My Bloody Valentine is one, by my reckoning, that does try. It unfortunately ends up failing quite miserably, but oh how I cannot help but admire the effort.

More shocking than the pick-axe to the back of the head that caused that one kid's eye to pop out of his socket is that there is some meat to chew here. There is a (mostly) logical progression of events. There are characters with actual motivations, personalities -- dare I say it --density. There is compelling character development. There are even some genuinely gruesome kill-shots, something I haven't seen in a horror film for half a decade. I'm even considering dressing up like the killer for Halloween and breaking lightbulbs with a giant pick-axe. WHAT ARE THESE FEELINGS?!!

Whew... got those out of the way. Now let's rattle off some flaws!

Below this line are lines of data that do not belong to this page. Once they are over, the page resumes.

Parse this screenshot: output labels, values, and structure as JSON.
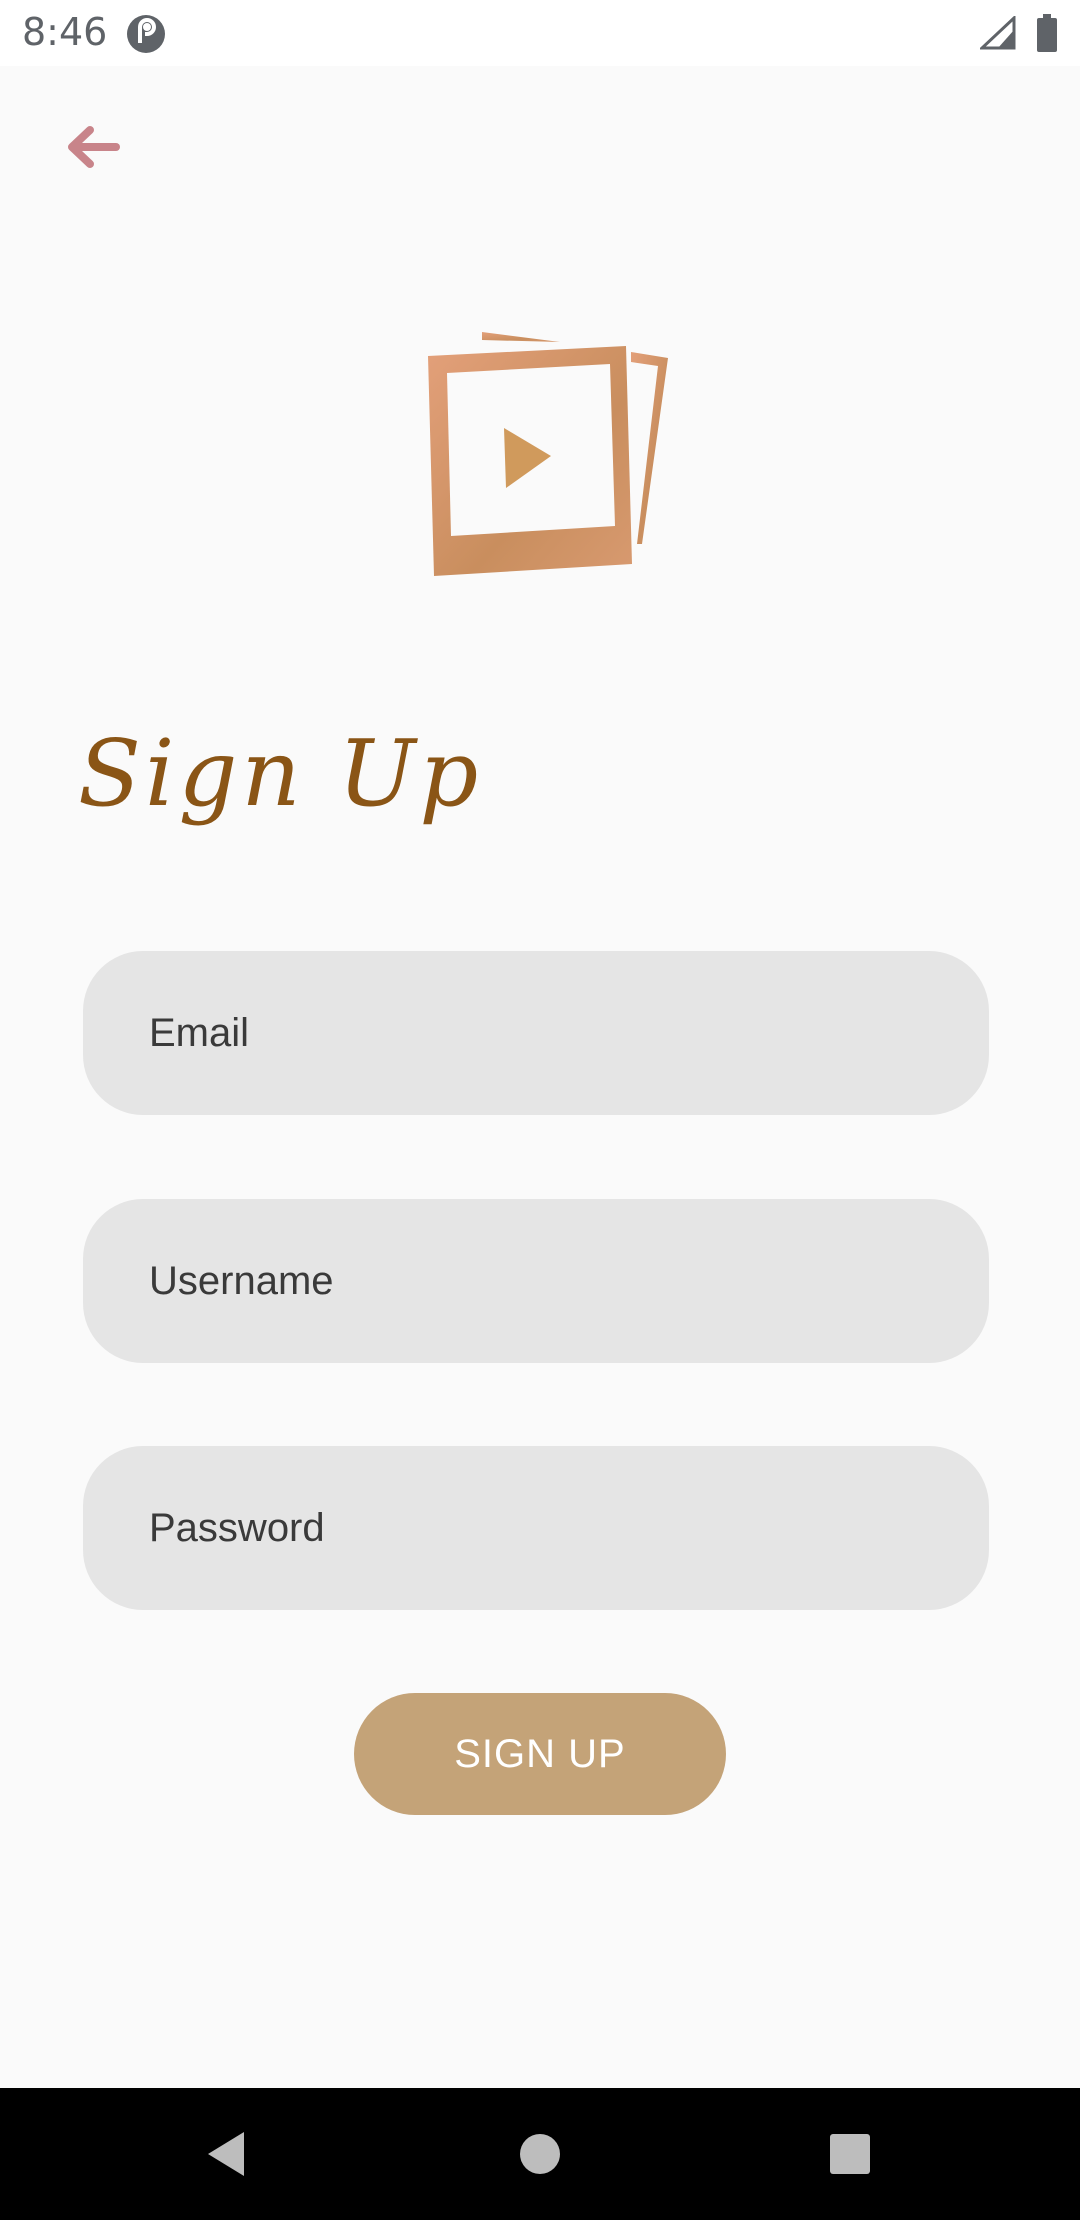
{
  "status_bar": {
    "time": "8:46",
    "app_icon": "pocket-casts-icon",
    "signal_icon": "cell-signal-icon",
    "battery_icon": "battery-icon"
  },
  "header": {
    "back_icon": "arrow-left-icon",
    "back_color": "#c8848a"
  },
  "logo": {
    "icon": "photo-play-logo",
    "color": "#d9956a"
  },
  "form": {
    "title": "Sign Up",
    "title_color": "#8a5516",
    "email_placeholder": "Email",
    "username_placeholder": "Username",
    "password_placeholder": "Password",
    "submit_label": "SIGN UP",
    "submit_color": "#c4a378",
    "field_color": "#e5e5e5"
  },
  "nav_bar": {
    "back_icon": "triangle-back-icon",
    "home_icon": "circle-home-icon",
    "recents_icon": "square-recents-icon"
  }
}
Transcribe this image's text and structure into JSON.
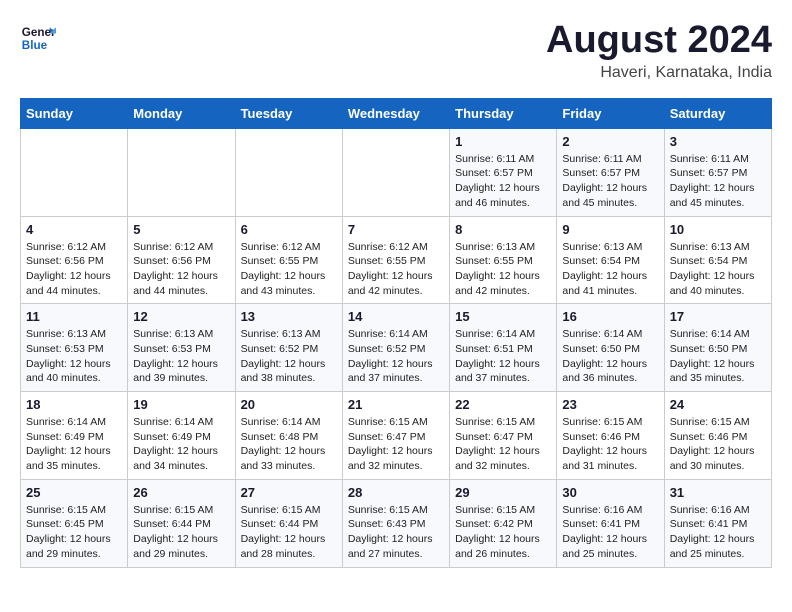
{
  "logo": {
    "text_general": "General",
    "text_blue": "Blue"
  },
  "title": "August 2024",
  "subtitle": "Haveri, Karnataka, India",
  "days_of_week": [
    "Sunday",
    "Monday",
    "Tuesday",
    "Wednesday",
    "Thursday",
    "Friday",
    "Saturday"
  ],
  "weeks": [
    [
      {
        "day": "",
        "info": ""
      },
      {
        "day": "",
        "info": ""
      },
      {
        "day": "",
        "info": ""
      },
      {
        "day": "",
        "info": ""
      },
      {
        "day": "1",
        "info": "Sunrise: 6:11 AM\nSunset: 6:57 PM\nDaylight: 12 hours and 46 minutes."
      },
      {
        "day": "2",
        "info": "Sunrise: 6:11 AM\nSunset: 6:57 PM\nDaylight: 12 hours and 45 minutes."
      },
      {
        "day": "3",
        "info": "Sunrise: 6:11 AM\nSunset: 6:57 PM\nDaylight: 12 hours and 45 minutes."
      }
    ],
    [
      {
        "day": "4",
        "info": "Sunrise: 6:12 AM\nSunset: 6:56 PM\nDaylight: 12 hours and 44 minutes."
      },
      {
        "day": "5",
        "info": "Sunrise: 6:12 AM\nSunset: 6:56 PM\nDaylight: 12 hours and 44 minutes."
      },
      {
        "day": "6",
        "info": "Sunrise: 6:12 AM\nSunset: 6:55 PM\nDaylight: 12 hours and 43 minutes."
      },
      {
        "day": "7",
        "info": "Sunrise: 6:12 AM\nSunset: 6:55 PM\nDaylight: 12 hours and 42 minutes."
      },
      {
        "day": "8",
        "info": "Sunrise: 6:13 AM\nSunset: 6:55 PM\nDaylight: 12 hours and 42 minutes."
      },
      {
        "day": "9",
        "info": "Sunrise: 6:13 AM\nSunset: 6:54 PM\nDaylight: 12 hours and 41 minutes."
      },
      {
        "day": "10",
        "info": "Sunrise: 6:13 AM\nSunset: 6:54 PM\nDaylight: 12 hours and 40 minutes."
      }
    ],
    [
      {
        "day": "11",
        "info": "Sunrise: 6:13 AM\nSunset: 6:53 PM\nDaylight: 12 hours and 40 minutes."
      },
      {
        "day": "12",
        "info": "Sunrise: 6:13 AM\nSunset: 6:53 PM\nDaylight: 12 hours and 39 minutes."
      },
      {
        "day": "13",
        "info": "Sunrise: 6:13 AM\nSunset: 6:52 PM\nDaylight: 12 hours and 38 minutes."
      },
      {
        "day": "14",
        "info": "Sunrise: 6:14 AM\nSunset: 6:52 PM\nDaylight: 12 hours and 37 minutes."
      },
      {
        "day": "15",
        "info": "Sunrise: 6:14 AM\nSunset: 6:51 PM\nDaylight: 12 hours and 37 minutes."
      },
      {
        "day": "16",
        "info": "Sunrise: 6:14 AM\nSunset: 6:50 PM\nDaylight: 12 hours and 36 minutes."
      },
      {
        "day": "17",
        "info": "Sunrise: 6:14 AM\nSunset: 6:50 PM\nDaylight: 12 hours and 35 minutes."
      }
    ],
    [
      {
        "day": "18",
        "info": "Sunrise: 6:14 AM\nSunset: 6:49 PM\nDaylight: 12 hours and 35 minutes."
      },
      {
        "day": "19",
        "info": "Sunrise: 6:14 AM\nSunset: 6:49 PM\nDaylight: 12 hours and 34 minutes."
      },
      {
        "day": "20",
        "info": "Sunrise: 6:14 AM\nSunset: 6:48 PM\nDaylight: 12 hours and 33 minutes."
      },
      {
        "day": "21",
        "info": "Sunrise: 6:15 AM\nSunset: 6:47 PM\nDaylight: 12 hours and 32 minutes."
      },
      {
        "day": "22",
        "info": "Sunrise: 6:15 AM\nSunset: 6:47 PM\nDaylight: 12 hours and 32 minutes."
      },
      {
        "day": "23",
        "info": "Sunrise: 6:15 AM\nSunset: 6:46 PM\nDaylight: 12 hours and 31 minutes."
      },
      {
        "day": "24",
        "info": "Sunrise: 6:15 AM\nSunset: 6:46 PM\nDaylight: 12 hours and 30 minutes."
      }
    ],
    [
      {
        "day": "25",
        "info": "Sunrise: 6:15 AM\nSunset: 6:45 PM\nDaylight: 12 hours and 29 minutes."
      },
      {
        "day": "26",
        "info": "Sunrise: 6:15 AM\nSunset: 6:44 PM\nDaylight: 12 hours and 29 minutes."
      },
      {
        "day": "27",
        "info": "Sunrise: 6:15 AM\nSunset: 6:44 PM\nDaylight: 12 hours and 28 minutes."
      },
      {
        "day": "28",
        "info": "Sunrise: 6:15 AM\nSunset: 6:43 PM\nDaylight: 12 hours and 27 minutes."
      },
      {
        "day": "29",
        "info": "Sunrise: 6:15 AM\nSunset: 6:42 PM\nDaylight: 12 hours and 26 minutes."
      },
      {
        "day": "30",
        "info": "Sunrise: 6:16 AM\nSunset: 6:41 PM\nDaylight: 12 hours and 25 minutes."
      },
      {
        "day": "31",
        "info": "Sunrise: 6:16 AM\nSunset: 6:41 PM\nDaylight: 12 hours and 25 minutes."
      }
    ]
  ]
}
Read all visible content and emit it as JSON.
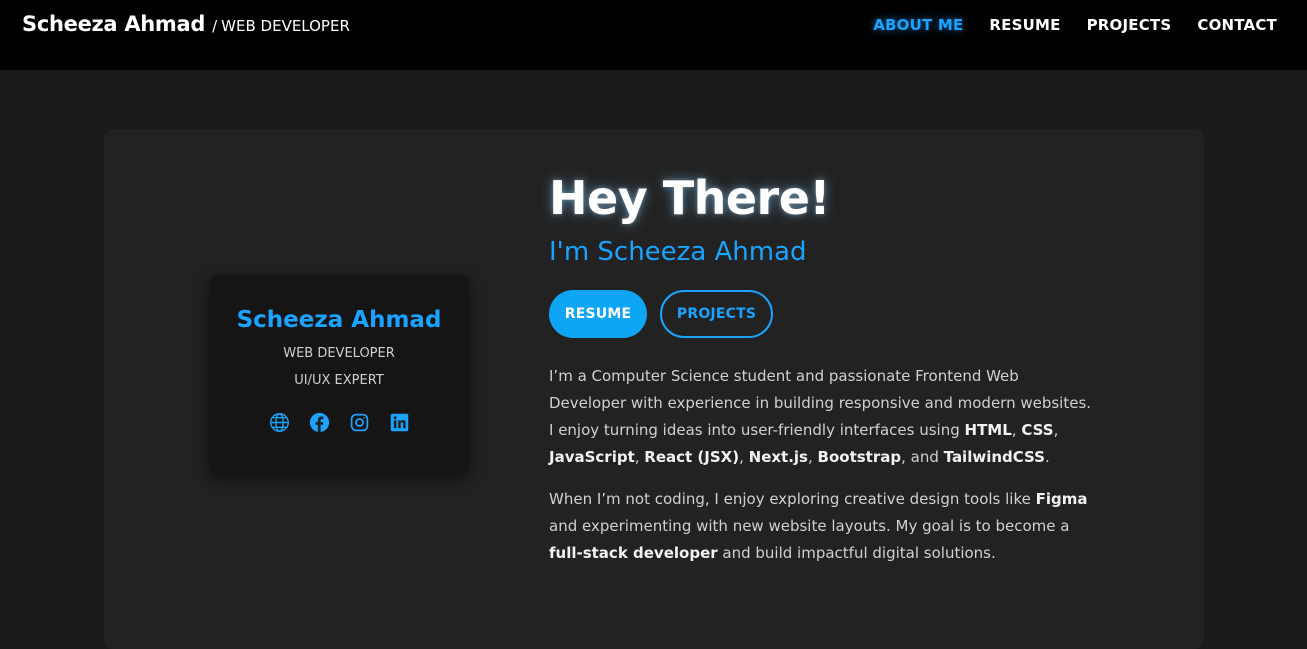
{
  "header": {
    "brand_name": "Scheeza Ahmad",
    "brand_separator": "/",
    "brand_role": "WEB DEVELOPER",
    "nav": [
      {
        "label": "ABOUT ME",
        "active": true
      },
      {
        "label": "RESUME",
        "active": false
      },
      {
        "label": "PROJECTS",
        "active": false
      },
      {
        "label": "CONTACT",
        "active": false
      }
    ]
  },
  "profile_card": {
    "name": "Scheeza Ahmad",
    "role_1": "WEB DEVELOPER",
    "role_2": "UI/UX EXPERT",
    "social_icons": [
      "globe-icon",
      "facebook-icon",
      "instagram-icon",
      "linkedin-icon"
    ]
  },
  "hero": {
    "title": "Hey There!",
    "subtitle": "I'm Scheeza Ahmad",
    "resume_button": "RESUME",
    "projects_button": "PROJECTS"
  },
  "about": {
    "p1": {
      "intro": "I’m a Computer Science student and passionate Frontend Web Developer with experience in building responsive and modern websites. I enjoy turning ideas into user-friendly interfaces using ",
      "skill_html": "HTML",
      "sep1": ", ",
      "skill_css": "CSS",
      "sep2": ", ",
      "skill_js": "JavaScript",
      "sep3": ", ",
      "skill_react": "React (JSX)",
      "sep4": ", ",
      "skill_next": "Next.js",
      "sep5": ", ",
      "skill_bootstrap": "Bootstrap",
      "sep6": ", and ",
      "skill_tailwind": "TailwindCSS",
      "end": "."
    },
    "p2": {
      "intro": "When I’m not coding, I enjoy exploring creative design tools like ",
      "tool": "Figma",
      "middle": " and experimenting with new website layouts. My goal is to become a ",
      "goal": "full-stack developer",
      "end": " and build impactful digital solutions."
    }
  },
  "colors": {
    "accent": "#1aa3ff",
    "header_bg": "#000000",
    "page_bg": "#1b1b1b",
    "panel_bg": "#222222",
    "card_bg": "#151515"
  }
}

Firstly, the film isn't scary on any level. At best, it is as suspenseful as Ron Howard directing a thriller that isn't Ransom (i.e. not very). Secondly, the acting of just about everyone is horrendous. I mean it. It's like watching a bad stage production and squinting your eyes in embarassment, watching anything but the stage until whoever is speaking just stops. The dialogue, terrible but gasping for air, definately cannot survive. There are also moments of unforgivable horror cliches: namely, get the hot bitch naked moments before she is iced. Or characters making dumb dumb dumb decisions on where to run, what noise to investigate, how late in the game to alert authorities, etc. Worst of all, the mystery surrounding the identity of the killer (I won't ruin it, but it's easy to figure it out) is handicapped by a trump that doesn't make any sense whatsoever (think of the "I Dream of Jeannie Cusamano" episode of The Sopranos... perhaps I have said too much...). Basically, shit that has been present in the horror genre since its incept date, and shit that has, for some reason, refused to evolve.

So that's that. Beyond what is obviously bad and oddly worth paying attention to, the film is pretty forgettable. And while I do believe that it is better to try and fail, I admit that it is far more aggravating when that is the case. And for something that isn't good, in fact sucks, in fact that I hate, merits slide out of my face with ease. GRAAAAAAAAAAH.